Report - Variational Sparse Coding

Unsupervised learning in high-dimensional data poses significant challenges, particularly in discovering interpretable features and enabling controllable generation.

Variational Autoencoders (VAEs) provide a probabilistic framework for mapping complex data to lower-dimensional latent spaces, but they often fail to disentangle underlying factors of variation, especially when the number of true sources is unknown or when observations exhibit diverse attribute combinations.

The “Variational Sparse Coding” (VSC) paper by Francesco Tonolini et al. proposes a novel extension of VAEs, incorporating sparsity in the latent space via a Spike and Slab prior to address these issues.

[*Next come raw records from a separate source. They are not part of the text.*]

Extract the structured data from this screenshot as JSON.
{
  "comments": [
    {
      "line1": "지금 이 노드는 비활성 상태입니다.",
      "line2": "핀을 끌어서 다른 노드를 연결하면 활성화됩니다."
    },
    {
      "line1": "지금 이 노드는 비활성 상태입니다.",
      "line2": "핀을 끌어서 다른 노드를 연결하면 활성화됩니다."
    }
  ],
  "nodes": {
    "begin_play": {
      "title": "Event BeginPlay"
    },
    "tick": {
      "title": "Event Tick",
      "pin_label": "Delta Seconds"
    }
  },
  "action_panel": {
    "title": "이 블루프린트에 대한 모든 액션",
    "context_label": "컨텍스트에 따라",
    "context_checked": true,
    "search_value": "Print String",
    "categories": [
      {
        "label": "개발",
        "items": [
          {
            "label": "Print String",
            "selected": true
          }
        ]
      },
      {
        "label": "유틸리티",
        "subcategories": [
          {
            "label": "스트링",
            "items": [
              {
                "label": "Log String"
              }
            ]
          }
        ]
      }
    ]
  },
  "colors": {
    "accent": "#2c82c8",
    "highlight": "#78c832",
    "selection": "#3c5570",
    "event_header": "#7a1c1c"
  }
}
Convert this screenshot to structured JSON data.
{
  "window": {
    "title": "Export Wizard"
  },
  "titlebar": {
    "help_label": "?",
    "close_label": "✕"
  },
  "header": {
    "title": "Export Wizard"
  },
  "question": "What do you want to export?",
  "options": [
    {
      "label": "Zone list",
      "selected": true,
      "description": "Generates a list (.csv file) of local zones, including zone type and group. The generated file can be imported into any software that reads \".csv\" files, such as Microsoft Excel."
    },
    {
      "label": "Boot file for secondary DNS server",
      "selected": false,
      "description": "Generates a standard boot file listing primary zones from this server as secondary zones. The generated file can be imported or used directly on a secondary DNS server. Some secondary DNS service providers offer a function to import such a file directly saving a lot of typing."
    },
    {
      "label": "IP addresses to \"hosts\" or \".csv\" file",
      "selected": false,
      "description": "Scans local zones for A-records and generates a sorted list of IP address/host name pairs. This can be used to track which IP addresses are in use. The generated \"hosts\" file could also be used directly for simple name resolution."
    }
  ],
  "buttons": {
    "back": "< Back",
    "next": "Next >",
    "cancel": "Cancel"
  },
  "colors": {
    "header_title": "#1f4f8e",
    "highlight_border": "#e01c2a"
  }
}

This report for a statistical course explores the VSC model, detailing its theoretical foundations, implementation, and empirical validation.

0.1 Datasets

MNIST :
- A dataset of 28×28 grayscale images of handwritten digits (0–9), consisting of 60,000 training samples and 10,000 test samples. It is widely used as a benchmark for image classification and serves as a foundational dataset for testing generative models and neural network architectures.
Fashion-MNIST:
- A collection of 28x28 grayscale images of clothing items (e.g., T-shirts, trousers), comprising 60,000 training and 10,000 test samples. It serves as a drop-in replacement for MNIST, offering richer variability for testing generative models.
Smiley (Used in the original paper) :
- A dataset of 28×28 grayscale images depicting simple smiley faces with varying expressions. Designed as a toy dataset, it is useful for evaluating generative and classification models on abstract, low-complexity visual data.
UCI HAR (Used in the original paper):
- A dataset of accelerometer and gyroscope signals from smartphones, capturing six human activities (e.g., walking, sitting) across 30 subjects, with preprocessed segments of 128 time steps.

0.2 Report Structure

Autoencoders: Introduces the basics of autoencoders and their role in high-dimensional data analysis.
Variational Autoencoders: Explains VAEs, focusing on the Evidence Lower Bound (ELBO) and latent space regularization.
Variational Sparse Coding: Details the VSC model, including the Spike and Slab prior and warm-up training strategy.
Experiments: Summarizes empirical results, comparing VSC to β-VAEs across multiple tasks.
Conclusion: Highlights VSC’s contributions and future directions.